And we're at the Petrowski residence, where Vic has never looked so damn happy to be dusting. You have to give the guy credit, though: if this show is going to make him look like a complete and total fool, he might as well get into it as much as possible. Paris comes into the room, and the two dance together. Then Peter enters with a mop, which he uses as a dance partner. With the business end of the mop up in the air, mind you, which can't be doing much to actually clean the floor. Chandler comes in, and they invite him to join the "fun." Vic starts dancing spastically in his face, and Chandler totally forgets why he even came to the house in their first place. Chandler says he feels like he's in the "twilight zone." No, Chandler, you're not, because then you would be on a much better show. Vic says that Chandler is just single, like he "technically" is. Chandler's all, "Please stop talking about how you're doing my ex-fiancée, thanks." Actually, he says he might just be looking for someone to "explain the unexplainable," and Vic says that he's the perfect guy to ask since he used to be an alcoholic. I don't know. Then he starts dancing again with a crazy-ass grin on his face. With the amount of ecstasy these people must have absorbed into their systems by now, I'm surprised they aren't playing rave music and clutching glow-sticks.

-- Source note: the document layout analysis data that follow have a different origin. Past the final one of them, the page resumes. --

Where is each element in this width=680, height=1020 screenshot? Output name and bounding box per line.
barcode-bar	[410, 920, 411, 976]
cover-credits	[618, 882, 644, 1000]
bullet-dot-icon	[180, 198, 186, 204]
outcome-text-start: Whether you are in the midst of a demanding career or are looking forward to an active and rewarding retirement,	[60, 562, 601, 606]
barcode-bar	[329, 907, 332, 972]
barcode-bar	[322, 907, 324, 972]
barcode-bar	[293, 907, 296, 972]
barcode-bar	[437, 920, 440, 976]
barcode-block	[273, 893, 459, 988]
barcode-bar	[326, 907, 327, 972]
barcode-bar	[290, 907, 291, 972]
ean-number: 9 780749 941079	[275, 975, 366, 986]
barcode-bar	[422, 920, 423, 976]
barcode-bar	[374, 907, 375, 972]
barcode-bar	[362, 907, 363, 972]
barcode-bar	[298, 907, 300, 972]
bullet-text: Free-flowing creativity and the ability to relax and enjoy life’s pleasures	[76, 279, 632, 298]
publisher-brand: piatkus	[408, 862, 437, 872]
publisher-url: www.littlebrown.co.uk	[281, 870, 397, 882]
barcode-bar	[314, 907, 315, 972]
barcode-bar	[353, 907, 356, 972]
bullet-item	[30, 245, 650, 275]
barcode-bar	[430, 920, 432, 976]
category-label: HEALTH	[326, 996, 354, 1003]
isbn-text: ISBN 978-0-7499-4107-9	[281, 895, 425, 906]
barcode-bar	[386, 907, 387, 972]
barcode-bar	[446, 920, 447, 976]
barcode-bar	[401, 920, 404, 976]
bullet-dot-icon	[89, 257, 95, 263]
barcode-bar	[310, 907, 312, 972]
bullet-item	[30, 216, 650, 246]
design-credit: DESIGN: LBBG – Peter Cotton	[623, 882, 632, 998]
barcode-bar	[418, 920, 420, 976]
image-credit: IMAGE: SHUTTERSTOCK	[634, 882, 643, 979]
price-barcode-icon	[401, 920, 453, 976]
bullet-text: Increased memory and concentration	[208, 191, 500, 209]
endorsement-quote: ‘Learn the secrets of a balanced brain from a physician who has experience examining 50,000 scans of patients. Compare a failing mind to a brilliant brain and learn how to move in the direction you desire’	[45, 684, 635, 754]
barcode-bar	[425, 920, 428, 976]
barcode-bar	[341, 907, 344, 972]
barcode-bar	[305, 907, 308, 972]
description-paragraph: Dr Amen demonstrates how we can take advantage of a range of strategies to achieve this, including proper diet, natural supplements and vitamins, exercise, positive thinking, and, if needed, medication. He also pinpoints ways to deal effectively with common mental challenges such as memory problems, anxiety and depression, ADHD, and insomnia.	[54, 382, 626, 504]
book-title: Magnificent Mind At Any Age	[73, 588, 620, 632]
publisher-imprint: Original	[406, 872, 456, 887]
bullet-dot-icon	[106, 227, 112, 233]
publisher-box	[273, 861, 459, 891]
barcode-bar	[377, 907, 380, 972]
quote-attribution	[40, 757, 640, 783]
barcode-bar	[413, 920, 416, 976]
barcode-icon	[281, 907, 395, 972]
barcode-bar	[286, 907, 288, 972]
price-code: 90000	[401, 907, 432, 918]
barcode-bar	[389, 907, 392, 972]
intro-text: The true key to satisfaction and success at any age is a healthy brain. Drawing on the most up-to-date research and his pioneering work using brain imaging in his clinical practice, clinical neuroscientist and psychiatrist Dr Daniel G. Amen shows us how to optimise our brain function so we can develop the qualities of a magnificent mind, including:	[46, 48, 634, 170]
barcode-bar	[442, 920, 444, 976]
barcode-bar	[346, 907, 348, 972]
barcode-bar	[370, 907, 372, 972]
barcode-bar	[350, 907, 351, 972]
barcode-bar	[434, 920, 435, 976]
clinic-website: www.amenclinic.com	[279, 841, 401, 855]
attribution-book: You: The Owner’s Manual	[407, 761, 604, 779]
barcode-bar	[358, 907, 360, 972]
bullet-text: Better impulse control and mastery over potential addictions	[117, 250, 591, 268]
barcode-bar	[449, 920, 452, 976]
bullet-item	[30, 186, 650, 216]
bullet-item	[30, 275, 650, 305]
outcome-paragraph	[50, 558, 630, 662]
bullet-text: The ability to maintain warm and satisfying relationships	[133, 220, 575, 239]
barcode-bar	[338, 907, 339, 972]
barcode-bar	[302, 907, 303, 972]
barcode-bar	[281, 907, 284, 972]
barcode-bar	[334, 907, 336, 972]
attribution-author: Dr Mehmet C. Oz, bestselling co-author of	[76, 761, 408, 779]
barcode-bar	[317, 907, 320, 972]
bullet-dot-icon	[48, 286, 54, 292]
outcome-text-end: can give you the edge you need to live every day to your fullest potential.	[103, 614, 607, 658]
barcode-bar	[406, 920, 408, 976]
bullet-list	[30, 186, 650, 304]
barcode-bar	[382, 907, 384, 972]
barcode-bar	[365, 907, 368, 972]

Martin twirls Ruthie around the CamKitchen as RevCam and Annie sashay along the background. SamVid sit precariously balanced on the rather tall kitchen island and try not to plummet to their deaths. They're wearing shirts with the numbers "22" and "5" on them, which I believe is supposed to reflect their respective IQs. Chandler walks in, and is greeted in unison by the whole creepy family. RevCam dances and twirls Annie up to Chandler, who then hops over to him and invites him in. Chandler says he can't stay, and asks her if she believes in angels. Of course she does! Especially when they're beaming at her from her Precious Moments figurine collection. Chandler leaves the CamPound, only to see Lucy and Kevin dancing in the street. What I wouldn't give to see Simon run them both over. I bet David Gallagher would have agreed to do that particular guest appearance, too. Chandler gets in his car and looks in his driver's side mirror, only to see that creepy-ass girl staring back at him. The camera zooms into his face as he, quite understandably, screams in terror.
And now it's my turn to scream in terror, because we get a close-up on Chandler's sweaty, puffy face as he wakes up in a fright and stares at the camera, wheezing, for like five minutes. Ugh. He turns on a light and looks at his clock, then decides to get himself to 4701 Chapel Lane.